The point of the anthropic principle is precisely that we shouldn't expect to close the explanatory gap, because there isn't one. We shouldn't be surprised if physical laws seem to be "tuned" to allow intelligent life to emerge.

Imagine that planets orbited in randomly selected geometric shapes, and we happened to be on the only known elliptical one, giving us the conditions required for life. Would this lucky fact require explanation?


>Imagine that planets orbited in randomly selected geometric shapes, and we happened to be on the only known elliptical one, giving us the conditions required for life. Would this lucky fact require explanation?

No more than the existence of a planet of the right size at the right distance from the sun. You still have physical laws which determine what's possible, but they probably won't (and, in fact, don't) provide a complete explanation.

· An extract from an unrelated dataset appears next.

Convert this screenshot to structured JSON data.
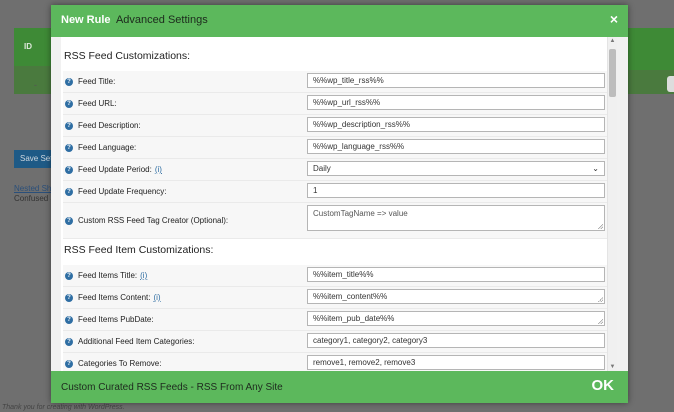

The weakest form of the Anthropic Principle is uncontroversial. For example, we can use it to conclude that physical laws which don't permit intelligent life to evolve must be wrong. Can we use it to rule out physical laws which don't entail the evolution of intelligent life? I would argue yes, but that doesn't require any fine-tuning of dimensionless constants: an infinite (e.g. Einstein-de Sitter) universe, or Everett's Many Worlds interpretation of quantum mechanics would entail it, given its possibility.